Rationale: MkDocs has been unmaintained since August 2024. Material for MkDocs entered maintenance mode (v9.7.0 final, 12 months critical fixes only). Zensical is the designated successor by the same team (squidfunk), reads mkdocs.yml natively, and ships with the Material theme built-in. Griffe AST extraction for mkdocstrings remains PEP 649 safe. Zensical's --strict mode is not yet available (zensical/backlog#72) -- CI builds without strict validation until that ships.

Alternatives: Stay on MkDocs (unmaintained, accumulating CVEs and unresolved issues), Sphinx (poor landing pages, different ecosystem), VitePress/Docusaurus (no Python API docs).

Embedding Model Evaluation (2026-04-01)

Decision: Use LMEB (Long-horizon Memory Embedding Benchmark) instead of MTEB for evaluating and selecting embedding models for the memory subsystem.

Context: SynthOrg's memory retrieval spans episodic, procedural, semantic, and social categories -- long-horizon, fragmented, context-dependent tasks.
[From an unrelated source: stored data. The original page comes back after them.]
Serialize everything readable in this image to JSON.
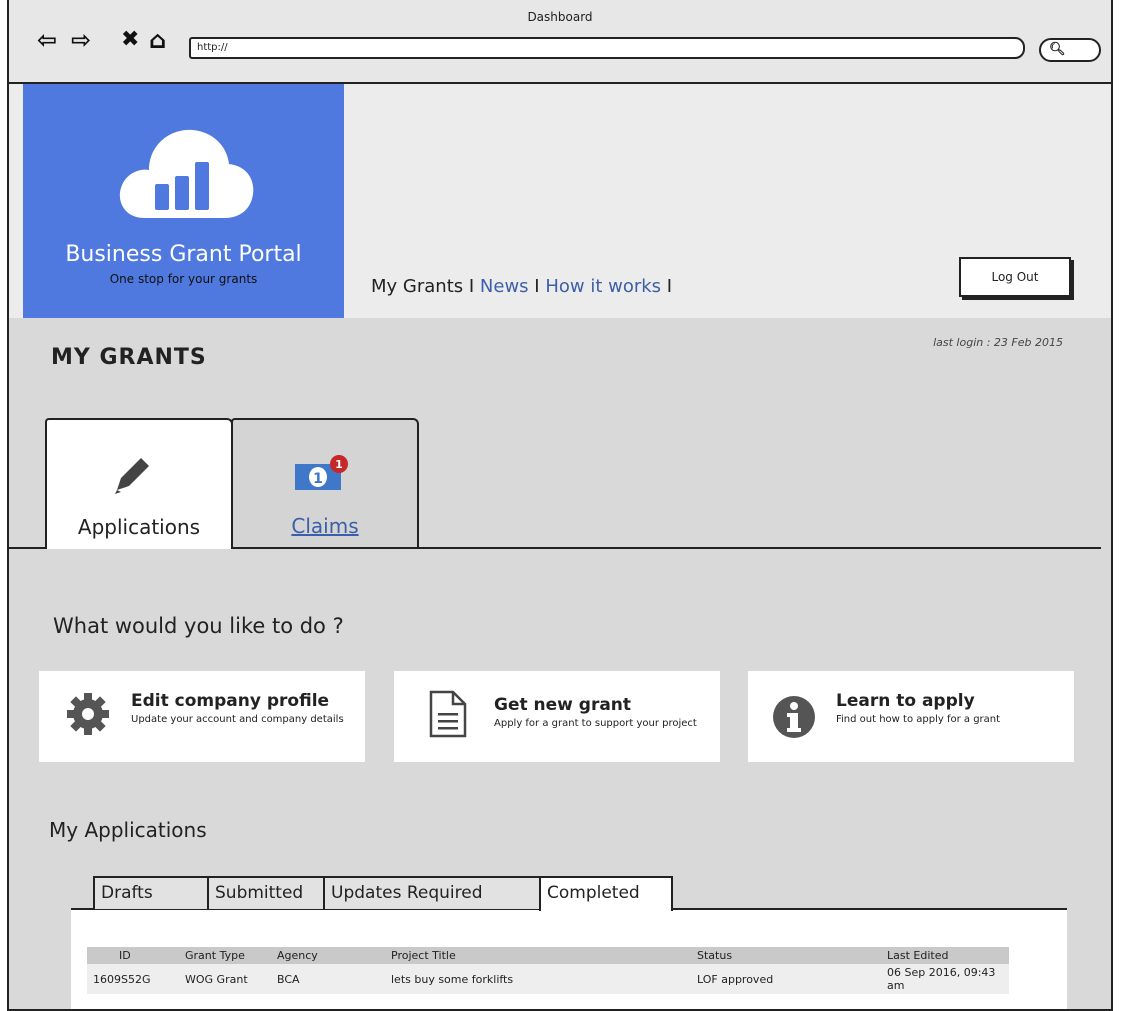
{
  "window": {
    "title": "Dashboard",
    "url": "http://"
  },
  "brand": {
    "name": "Business Grant Portal",
    "tagline": "One stop for your grants",
    "color": "#4f79de"
  },
  "topnav": {
    "items": [
      "My Grants",
      "News",
      "How it works"
    ],
    "separator": "I"
  },
  "header": {
    "logout_label": "Log Out"
  },
  "page": {
    "title": "MY GRANTS",
    "last_login": "last login : 23 Feb 2015"
  },
  "tabs": [
    {
      "label": "Applications",
      "icon": "pencil-icon",
      "active": true
    },
    {
      "label": "Claims",
      "icon": "money-icon",
      "badge": "1"
    }
  ],
  "actions": {
    "question": "What would you like to do ?",
    "cards": [
      {
        "title": "Edit company profile",
        "desc": "Update your account and company details",
        "icon": "gear-icon"
      },
      {
        "title": "Get new grant",
        "desc": "Apply for a grant to support your project",
        "icon": "document-icon"
      },
      {
        "title": "Learn to apply",
        "desc": "Find out how to apply for a grant",
        "icon": "info-icon"
      }
    ]
  },
  "applications": {
    "title": "My Applications",
    "subtabs": [
      "Drafts",
      "Submitted",
      "Updates Required",
      "Completed"
    ],
    "active_subtab": "Completed",
    "columns": [
      "ID",
      "Grant Type",
      "Agency",
      "Project Title",
      "Status",
      "Last Edited"
    ],
    "rows": [
      [
        "1609S52G",
        "WOG Grant",
        "BCA",
        "lets buy some forklifts",
        "LOF approved",
        "06 Sep 2016, 09:43 am"
      ]
    ]
  }
}
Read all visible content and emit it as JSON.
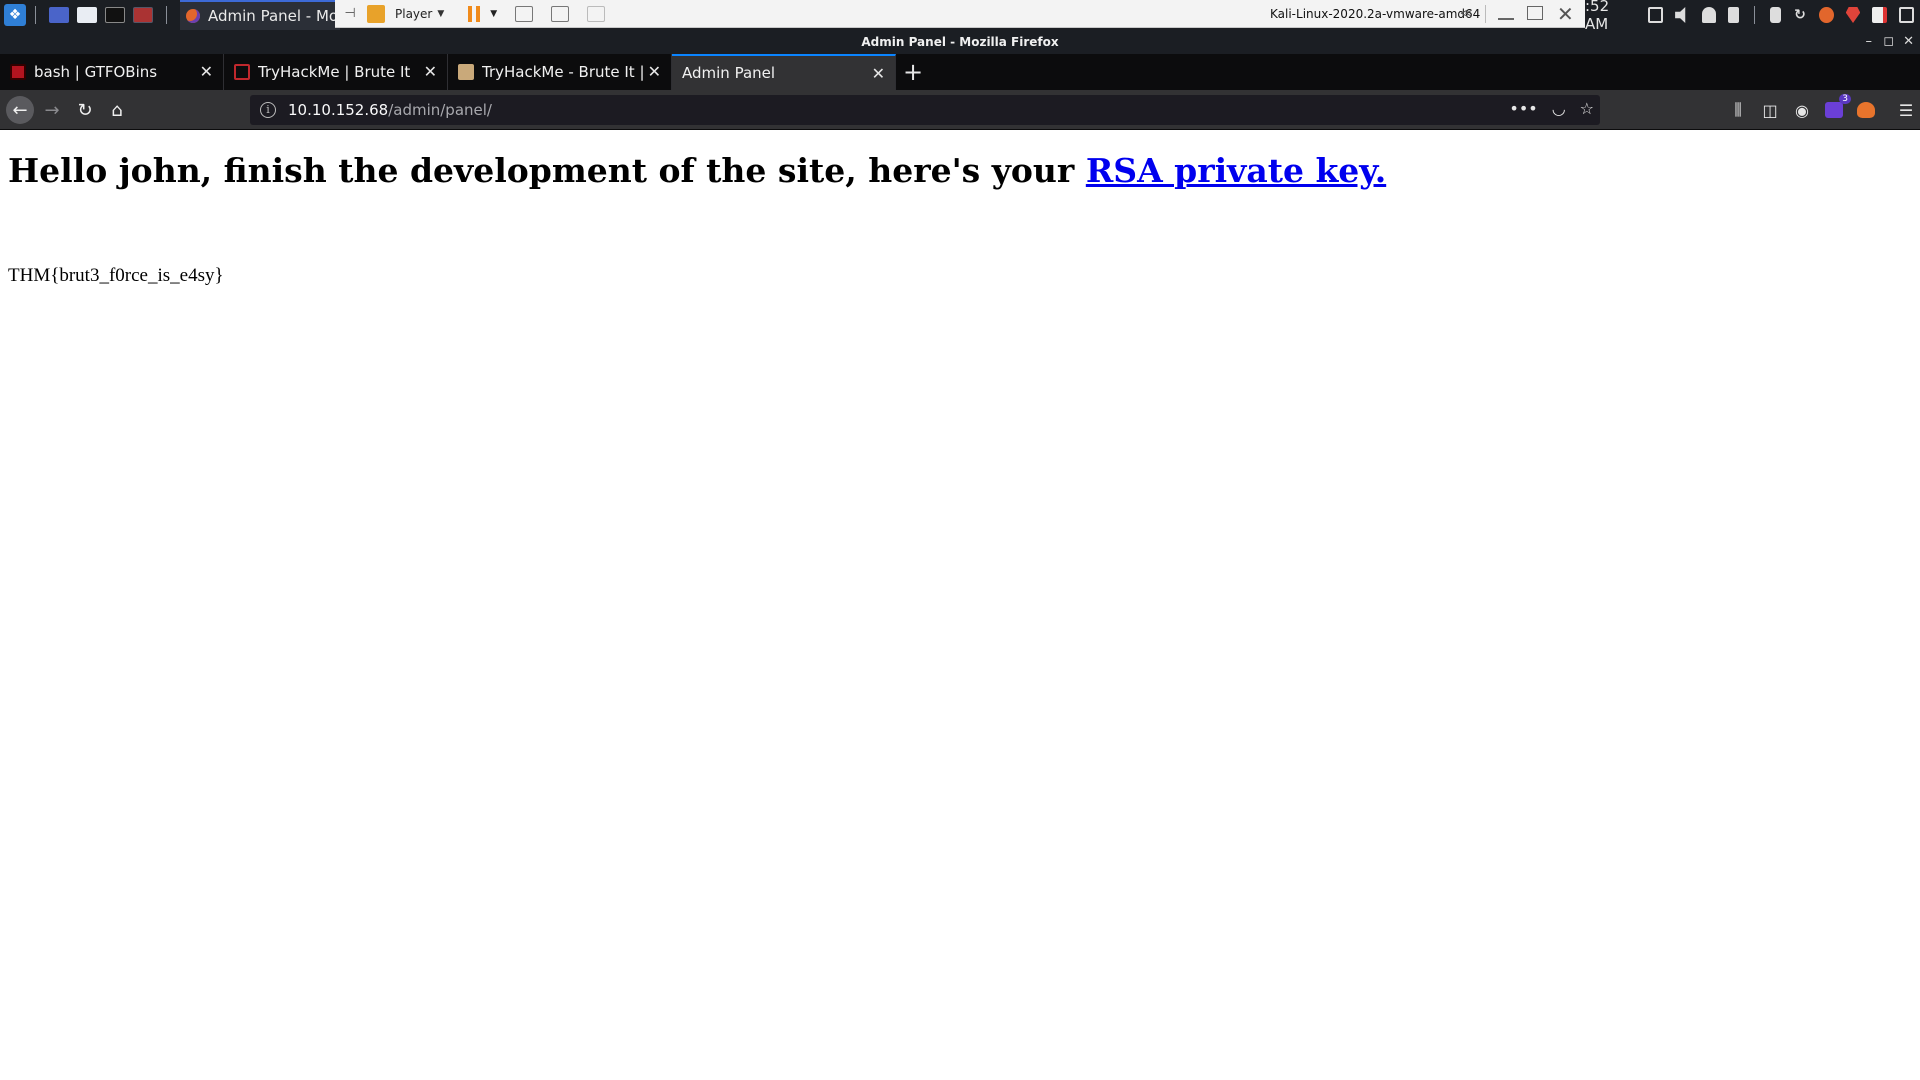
{
  "taskbar": {
    "active_window": "Admin Panel - Mozi",
    "clock": ":52 AM"
  },
  "vmware": {
    "player_label": "Player",
    "host_name": "Kali-Linux-2020.2a-vmware-amd64"
  },
  "window": {
    "title": "Admin Panel - Mozilla Firefox"
  },
  "tabs": [
    {
      "label": "bash | GTFOBins",
      "active": false
    },
    {
      "label": "TryHackMe | Brute It",
      "active": false
    },
    {
      "label": "TryHackMe - Brute It | qt",
      "active": false
    },
    {
      "label": "Admin Panel",
      "active": true
    }
  ],
  "urlbar": {
    "host": "10.10.152.68",
    "path": "/admin/panel/"
  },
  "extensions": {
    "badge_count": "3"
  },
  "page": {
    "heading_text": "Hello john, finish the development of the site, here's your ",
    "heading_link": "RSA private key.",
    "flag": "THM{brut3_f0rce_is_e4sy}"
  },
  "colors": {
    "link": "#0000ee",
    "active_tab_accent": "#0a84ff",
    "tab_strip": "#0c0c0d",
    "toolbar": "#323234"
  }
}
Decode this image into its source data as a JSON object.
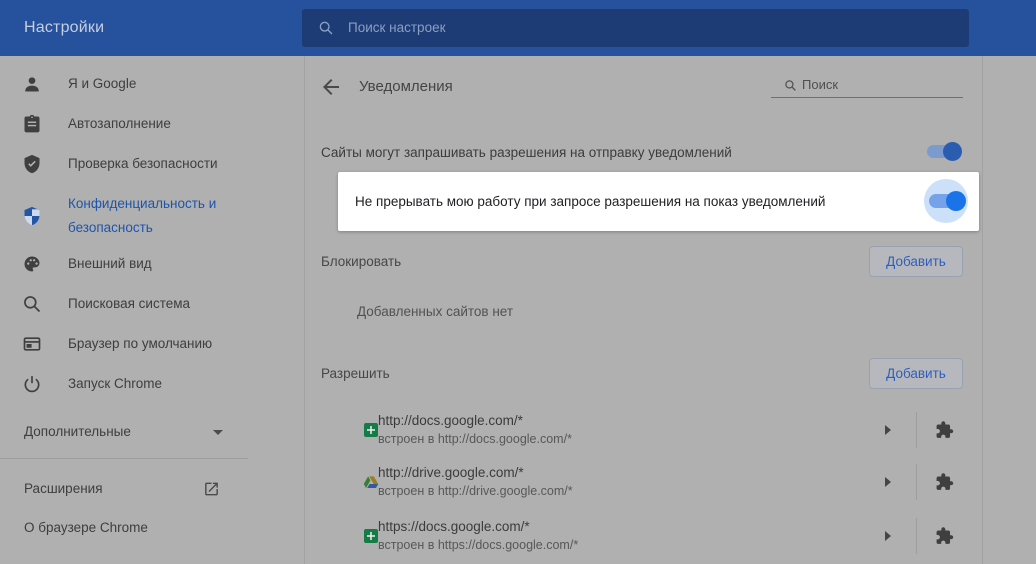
{
  "topbar": {
    "title": "Настройки",
    "search_placeholder": "Поиск настроек"
  },
  "sidebar": {
    "items": [
      {
        "icon": "person-icon",
        "label": "Я и Google"
      },
      {
        "icon": "autofill-icon",
        "label": "Автозаполнение"
      },
      {
        "icon": "safety-check-icon",
        "label": "Проверка безопасности"
      },
      {
        "icon": "privacy-shield-icon",
        "label": "Конфиденциальность и безопасность",
        "active": true
      },
      {
        "icon": "palette-icon",
        "label": "Внешний вид"
      },
      {
        "icon": "search-icon",
        "label": "Поисковая система"
      },
      {
        "icon": "browser-icon",
        "label": "Браузер по умолчанию"
      },
      {
        "icon": "power-icon",
        "label": "Запуск Chrome"
      }
    ],
    "more_label": "Дополнительные",
    "extensions_label": "Расширения",
    "about_label": "О браузере Chrome"
  },
  "content": {
    "title": "Уведомления",
    "search_placeholder": "Поиск",
    "permission_row": {
      "label": "Сайты могут запрашивать разрешения на отправку уведомлений",
      "enabled": true
    },
    "highlight_row": {
      "label": "Не прерывать мою работу при запросе разрешения на показ уведомлений",
      "enabled": true
    },
    "block_section": {
      "label": "Блокировать",
      "button": "Добавить",
      "empty_text": "Добавленных сайтов нет"
    },
    "allow_section": {
      "label": "Разрешить",
      "button": "Добавить",
      "sites": [
        {
          "icon": "sheets-icon",
          "url": "http://docs.google.com/*",
          "detail": "встроен в http://docs.google.com/*"
        },
        {
          "icon": "drive-icon",
          "url": "http://drive.google.com/*",
          "detail": "встроен в http://drive.google.com/*"
        },
        {
          "icon": "sheets-icon",
          "url": "https://docs.google.com/*",
          "detail": "встроен в https://docs.google.com/*"
        }
      ]
    }
  },
  "colors": {
    "accent_blue": "#1a73e8",
    "toggle_track_on": "#8ab4f8",
    "toggle_halo": "#d2e3fc",
    "toolbar_blue_dimmed": "#26519d",
    "spotlight_bg": "#ffffff",
    "dim_overlay_gray": "#b0b0b0"
  }
}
LMEB (Zhao et al., March 2026) evaluates exactly these patterns across 22 datasets and 193 tasks. Its key finding is that MTEB performance has near-zero or negative correlation with memory retrieval quality (overall Spearman: -0.130; dialogue: -0.364).

Candidate Score Basis Why chosen / rejected
LMEB (chosen) 193 memory retrieval tasks across 4 types Direct taxonomy mapping to SynthOrg's MemoryCategory enum. Evaluates the exact retrieval patterns the memory system uses
MTEB General passage retrieval MTEB performance does not transfer to memory retrieval (Pearson: -0.115). Optimizing for MTEB may actively harm memory retrieval quality
Manual evaluation Custom retrieval benchmarks Too expensive to maintain. LMEB provides a standardized, reproducible alternative

Model selection: Three deployment tiers recommended based on LMEB scores. See Embedding Evaluation for the full analysis. Domain-specific fine-tuning (+10-27% improvement) configured via EmbeddingFineTuneConfig; when enabled, the Mem0 adapter uses the checkpoint path as the model identifier. The fine-tuning pipeline stages (data generation, hard negative mining, contrastive training, checkpoint deploy) are not yet implemented -- functions validate inputs and raise NotImplementedError (see #1001).

Overarching Pattern

Nearly every decision follows the same architecture: a pluggable protocol interface with one initial implementation shipped, and alternative strategies documented for future extension. This is consistent with the project's protocol-driven design philosophy.